Riconosciuta ufficialmente la nuova sede patriarcale in Cividale, C. provvide a farsi costruire nella città un nuovo episcopio, che venne eretto nel luogo ove ora sorge il palazzo palladiano dei provveditori veneti; sua opera è pure il pozzo esistente presso l'abside del duomo. Non è sicuro se il battistero e la chiesa di S. Giovanni siano stati eretti per sua iniziativa, o se l'opera di C. si sia limitata a semplici lavori di restauro e di abbellimento. Di questi due edifici, demoliti per far posto al campanile del duomo, non rimane che la vasca battesimale, che è stata ricostruita con un tegurio su cui compare un'iscrizione col nome di Callisto.
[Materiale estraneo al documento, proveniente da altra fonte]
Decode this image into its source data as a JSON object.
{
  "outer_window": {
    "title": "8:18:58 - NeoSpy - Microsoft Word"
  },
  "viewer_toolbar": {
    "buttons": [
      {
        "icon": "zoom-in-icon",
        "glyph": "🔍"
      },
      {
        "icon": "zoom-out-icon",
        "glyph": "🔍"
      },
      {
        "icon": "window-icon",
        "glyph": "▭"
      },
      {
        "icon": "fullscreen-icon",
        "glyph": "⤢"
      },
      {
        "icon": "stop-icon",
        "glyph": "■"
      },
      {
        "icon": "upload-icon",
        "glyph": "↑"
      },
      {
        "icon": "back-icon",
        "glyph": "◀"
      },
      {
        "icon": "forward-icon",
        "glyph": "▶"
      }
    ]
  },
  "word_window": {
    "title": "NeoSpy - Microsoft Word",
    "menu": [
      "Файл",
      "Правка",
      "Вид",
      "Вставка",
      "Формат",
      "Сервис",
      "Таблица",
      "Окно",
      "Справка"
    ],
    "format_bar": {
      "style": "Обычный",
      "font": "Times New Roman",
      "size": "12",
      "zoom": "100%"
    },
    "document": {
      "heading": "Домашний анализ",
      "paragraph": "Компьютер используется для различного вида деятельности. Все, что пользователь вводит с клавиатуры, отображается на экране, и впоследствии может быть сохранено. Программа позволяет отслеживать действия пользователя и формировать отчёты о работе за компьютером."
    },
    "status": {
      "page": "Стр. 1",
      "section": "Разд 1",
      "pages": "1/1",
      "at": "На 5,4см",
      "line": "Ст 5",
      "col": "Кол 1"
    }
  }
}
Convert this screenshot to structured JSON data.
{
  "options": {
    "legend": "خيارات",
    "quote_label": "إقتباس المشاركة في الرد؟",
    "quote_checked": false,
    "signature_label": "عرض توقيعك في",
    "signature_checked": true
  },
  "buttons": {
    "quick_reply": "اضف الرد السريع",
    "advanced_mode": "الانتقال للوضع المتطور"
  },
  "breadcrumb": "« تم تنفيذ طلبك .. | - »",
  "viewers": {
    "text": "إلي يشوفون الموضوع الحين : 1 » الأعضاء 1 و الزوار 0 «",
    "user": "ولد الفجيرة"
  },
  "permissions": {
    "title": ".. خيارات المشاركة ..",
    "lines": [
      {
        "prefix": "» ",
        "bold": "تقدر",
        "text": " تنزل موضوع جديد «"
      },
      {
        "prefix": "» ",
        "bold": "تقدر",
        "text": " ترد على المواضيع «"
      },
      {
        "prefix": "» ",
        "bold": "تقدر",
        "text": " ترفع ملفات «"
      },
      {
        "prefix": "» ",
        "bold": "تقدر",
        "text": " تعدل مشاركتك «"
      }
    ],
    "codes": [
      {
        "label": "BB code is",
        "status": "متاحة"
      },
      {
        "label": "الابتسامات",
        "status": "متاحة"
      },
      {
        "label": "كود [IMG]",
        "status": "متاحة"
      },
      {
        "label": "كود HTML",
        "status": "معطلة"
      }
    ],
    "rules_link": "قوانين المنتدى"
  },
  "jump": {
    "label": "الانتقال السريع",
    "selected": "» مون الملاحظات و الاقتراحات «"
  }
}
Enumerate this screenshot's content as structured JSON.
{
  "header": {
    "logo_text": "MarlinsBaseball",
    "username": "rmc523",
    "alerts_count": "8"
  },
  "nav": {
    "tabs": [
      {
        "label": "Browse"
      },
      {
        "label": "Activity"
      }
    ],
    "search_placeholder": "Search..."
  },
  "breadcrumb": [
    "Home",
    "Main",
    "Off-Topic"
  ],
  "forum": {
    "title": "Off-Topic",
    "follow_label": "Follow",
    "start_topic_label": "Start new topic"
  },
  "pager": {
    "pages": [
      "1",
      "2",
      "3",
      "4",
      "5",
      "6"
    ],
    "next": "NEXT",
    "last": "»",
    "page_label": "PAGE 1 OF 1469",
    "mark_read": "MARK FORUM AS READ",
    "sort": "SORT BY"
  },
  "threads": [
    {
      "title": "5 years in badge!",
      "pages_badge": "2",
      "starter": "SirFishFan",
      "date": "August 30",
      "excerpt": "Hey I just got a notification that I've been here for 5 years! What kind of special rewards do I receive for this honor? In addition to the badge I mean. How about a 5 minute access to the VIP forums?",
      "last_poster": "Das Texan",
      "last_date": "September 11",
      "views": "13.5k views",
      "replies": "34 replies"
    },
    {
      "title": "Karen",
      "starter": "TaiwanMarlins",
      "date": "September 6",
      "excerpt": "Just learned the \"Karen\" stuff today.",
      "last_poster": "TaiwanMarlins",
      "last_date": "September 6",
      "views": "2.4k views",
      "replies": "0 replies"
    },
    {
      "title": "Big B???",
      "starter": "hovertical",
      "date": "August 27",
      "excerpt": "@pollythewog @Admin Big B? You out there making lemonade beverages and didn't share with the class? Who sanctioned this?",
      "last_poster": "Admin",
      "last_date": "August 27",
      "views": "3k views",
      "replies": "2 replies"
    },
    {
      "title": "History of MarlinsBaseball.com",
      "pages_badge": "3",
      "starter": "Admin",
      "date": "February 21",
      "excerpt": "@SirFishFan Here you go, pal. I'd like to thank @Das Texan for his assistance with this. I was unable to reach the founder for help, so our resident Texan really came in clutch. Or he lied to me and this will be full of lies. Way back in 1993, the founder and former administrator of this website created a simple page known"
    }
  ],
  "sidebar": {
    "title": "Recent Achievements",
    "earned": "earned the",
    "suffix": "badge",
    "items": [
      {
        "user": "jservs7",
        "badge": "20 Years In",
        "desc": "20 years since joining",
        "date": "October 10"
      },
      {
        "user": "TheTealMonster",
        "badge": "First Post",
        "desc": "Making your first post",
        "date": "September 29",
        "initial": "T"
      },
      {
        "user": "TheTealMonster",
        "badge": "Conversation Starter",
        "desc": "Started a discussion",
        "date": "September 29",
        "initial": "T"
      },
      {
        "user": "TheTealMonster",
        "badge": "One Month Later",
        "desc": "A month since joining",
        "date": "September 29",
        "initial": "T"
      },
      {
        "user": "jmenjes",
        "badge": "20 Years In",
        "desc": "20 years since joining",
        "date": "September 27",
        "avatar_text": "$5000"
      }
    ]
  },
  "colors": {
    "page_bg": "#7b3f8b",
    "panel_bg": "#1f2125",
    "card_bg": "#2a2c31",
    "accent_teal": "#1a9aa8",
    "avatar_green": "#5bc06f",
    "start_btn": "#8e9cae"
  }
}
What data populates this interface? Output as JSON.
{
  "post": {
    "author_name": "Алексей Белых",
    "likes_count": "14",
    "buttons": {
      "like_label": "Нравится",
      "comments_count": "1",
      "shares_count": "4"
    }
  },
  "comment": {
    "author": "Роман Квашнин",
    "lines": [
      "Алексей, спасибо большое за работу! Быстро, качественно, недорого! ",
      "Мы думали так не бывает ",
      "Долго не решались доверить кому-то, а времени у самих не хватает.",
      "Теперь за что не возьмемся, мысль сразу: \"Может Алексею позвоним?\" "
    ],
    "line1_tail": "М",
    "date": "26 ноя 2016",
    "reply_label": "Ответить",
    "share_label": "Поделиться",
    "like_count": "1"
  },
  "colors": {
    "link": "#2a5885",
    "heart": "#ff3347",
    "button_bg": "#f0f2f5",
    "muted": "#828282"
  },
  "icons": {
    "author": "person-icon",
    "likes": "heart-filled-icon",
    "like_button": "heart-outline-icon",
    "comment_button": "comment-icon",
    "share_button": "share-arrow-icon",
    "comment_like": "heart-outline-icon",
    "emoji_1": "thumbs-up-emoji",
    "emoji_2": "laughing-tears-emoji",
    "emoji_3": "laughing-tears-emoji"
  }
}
è il più cospicuo monumento che oggi ci rimanga di questo patriarca friulano. Alla vasca, di forma ottagonale, sono sovrapposte otto colonne sostenenti altrettanti archetti abbelliti da raffinate sculture di gusto ellenistico. Il complesso è sormontato dalla iscrizione dedicatoria, che reca il nome del presule. Il monumento, così come è stato ricomposto dopo il suo spostamento dalla sua sede originaria, è stato al centro di accese polemiche tra gli studiosi di archelogia cristiana e di storia dell'arte. Recentemente il Mutinelli ha cercato di dimostrare che la parte superiore - quella con l'iscrizione - non doveva appartenere al monumento, facendo osservare che le allegorie ivi rappresentate sono attinenti più ad una simbologia eucaristica che alla simbologia battesimale, e che in ogni caso la successione dei motivi ornamentali presuppone un complesso rettilineo anziché uno circolare. Lo studioso ritiene, cioè, che la parte superiore del fonte battesimale, così come ci è noto, dovesse appartenere piuttoto a un'iconostasi fatta erigere da C. nella chiesa di S. Giovanni Battista per separare l'altare maggiore dall'aula. È certo, tuttavia, che anche prima del lavoro del Mutinelli era stata fatta notare l'enorme differenza stilistica esistente tra il fonte battesimale e un altro monumento cividalese coevo, sempre riferibile all'episcopato di C., il cosiddetto altare di Ratchis, certo anteriore al 744: erano state avanzate le ipotesi o che C. avesse fatto eseguire il lavoro in un ambiente di cultura assai diversa da quella cividalese (o almeno da un artista di altra provenienza), o che l'altare appartenesse addirittura ad un'epoca diversa da quella in cui venne costruito il fonte stesso. In ogni caso è certo che l'iscrizione, il cui inizio è contrassegnato da una crocetta, prova senza possibilità di dubbio che il fonte battesimale è stato ricostruito secondo lo schema originario.
Non conosciamo la data esatta della morte di C., che dovette cadere in ogni caso prima del 762, quando è testimoniato sulla cattedra di Cividale un nuovo patriarca, Sigualdo.